Today at breakfast I found that my boiled egg had two yolks.
Several eggs from the same dozen have been the same way. From a nutritional standpoint, I’m really more interested
in the whites, so it seems like I’m getting less albumin when there are two yolks. And, to be honest, it’s kind of
creepy to find two yolks.
The yolk is the the nutrition for the baby chicken, not the embryo itself, I believe. (So if it’s nutrients you want you’re better off eating the yolk, not the white.)
Anyway, I’ve heard that double-yolked eggs are commonly produced by young hens, but I don’t know what the process is. There used to be a chicken ranch near us that sold cases of double-yolked eggs as a specialty product.
yolks are not the eggs (ova). The egg is a single cell & it certainly is not as big as a yolk. The yolk is just a foodstore for the developing embryo (when one exists). Even if there isn’t an embryo (the small red-brown bit), there will be an ovum, it will just be too small to see without a microscope.

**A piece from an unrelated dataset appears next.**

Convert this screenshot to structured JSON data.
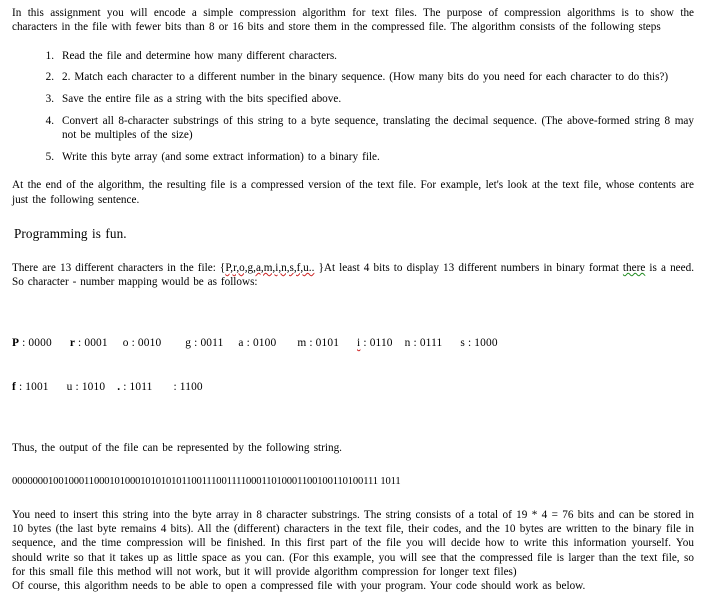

& re the other threads - if it is to be be fertilised at all, they would have to be fertilised before the egg was laid, because the egg is sealed sufficiently to keep bacteria out to protect the developing chick (but allow CO2 out & O2 in, brilliant design), so there is no way it will get fertilised after laying - not like fish eggs!
…but I remember seeing a diagram at some point that showed
that the embryo starts as a speck on the surface of the
yolk. So I wondered, could two yolks sustain two embryoes?
Anyone know if “twins” have ever been reported in chickens?
or on the other hand could the whole two-yolk phenomenon occur only in unfertilized eggs?